Il y a des millions d’années, nos ancêtres humains étaient capables de déplacer leurs oreilles pour capter les sons, une aptitude encore observable chez certains animaux comme les chats ou les chiens. Cependant, au fil de l’évolution, cette capacité s’est peu à peu estompée chez les êtres humains, laissant place à une simple structure vestigiale : les muscles auriculaires. Pourtant, des chercheurs ont récemment découvert que bien qu’ils ne servent plus à diriger nos oreilles, ces muscles se manifestent encore de manière subtile lorsque nous nous concentrons pour écouter. Ce phénomène fascinant révèle comment notre corps conserve des traces de son passé même lorsqu’elles ne sont plus d’aucune utilité immédiate.

Les muscles auriculaires : une capacité disparue

Les muscles auriculaires, qui contrôlaient autrefois le mouvement des oreilles, étaient essentiels pour nos ancêtres. Comme chez de nombreux mammifères, leur capacité à faire pivoter leurs oreilles leur permettait de mieux localiser les sons environnants. Cela était particulièrement utile pour repérer les prédateurs ou trouver de la nourriture. Cependant, avec l’évolution de Sapiens, les besoins liés à l’audition ont diminué. Nos ancêtres ont alors développé des moyens plus efficaces de percevoir le monde, notamment grâce à la vue et à la parole qui ont pris une place centrale dans nos interactions.

En conséquence, les muscles responsables du mouvement des oreilles chez nos ancêtres ont perdu leur fonction au fil du temps. Pour la plupart des gens aujourd’hui, ces muscles sont presque inutilisables, bien qu’ils existent encore sous forme de reliques. Quelques personnes peuvent certes encore bouger leurs oreilles, mais cette capacité est rare.

La découverte surprenante : ces muscles sont toujours actifs

Des recherches menées par l’Université de la Sarre en Allemagne et leurs partenaires américains ont révélé que ces muscles auriculaires ne sont pas totalement inactifs. Andreas Schröer et son équipe ont en effet observé que ces muscles, en particulier les muscles auriculaires postérieurs et supérieurs, s’activent lorsque nous effectuons des tâches d’écoute exigeantes, comme lorsque nous écoutons attentivement un son dans un environnement bruyant ou face à des sons concurrents.
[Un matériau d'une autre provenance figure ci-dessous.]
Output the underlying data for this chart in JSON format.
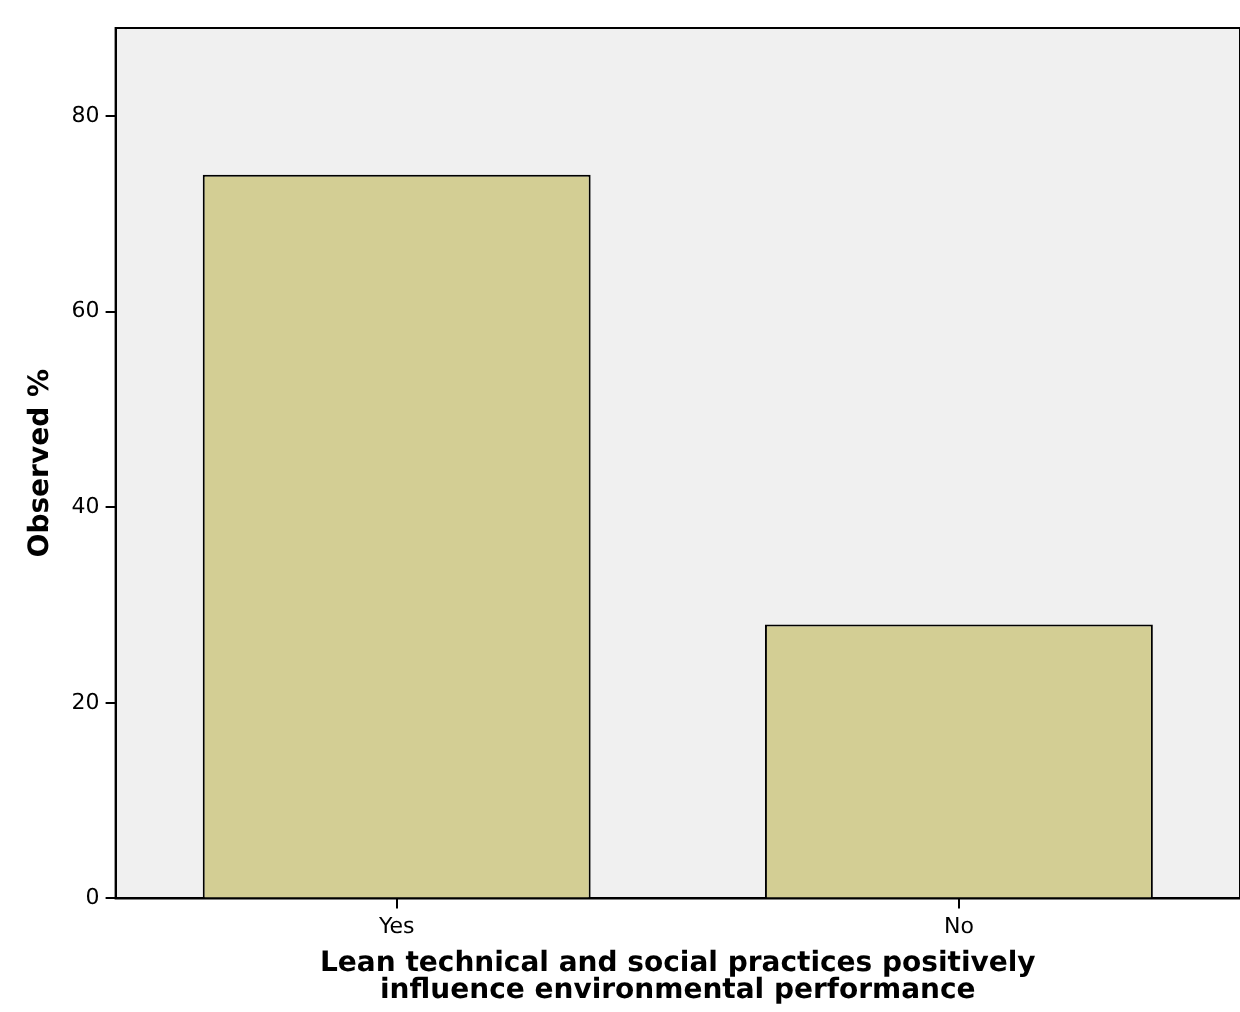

Cette découverte a été possible grâce à une méthode expérimentale innovante. Les chercheurs ont placé des électrodes sur les muscles auriculaires de vingt participants en bonne santé auditive. Les participants ont écouté un livre audio diffusé par des haut-parleurs et ont répondu à des questions sur son contenu. Parfois, un podcast distrayant était diffusé en même temps ou les sons provenaient de directions différentes. À chaque variation dans la difficulté de la tâche, les chercheurs ont observé une réponse différente de la part des muscles auriculaires.

Plus les participants faisaient d’efforts pour écouter (par exemple en essayant de se concentrer sur un son spécifique dans un environnement perturbé), plus les muscles auriculaires supérieurs se contractaient. Ces muscles semblent en particulier réagir lorsque nous essayons de capter des sons provenant de directions différentes ou quand la tâche devient plus exigeante. Il s’agit d’un vestige de notre passé où ces muscles servaient à déplacer les oreilles pour améliorer l’audition.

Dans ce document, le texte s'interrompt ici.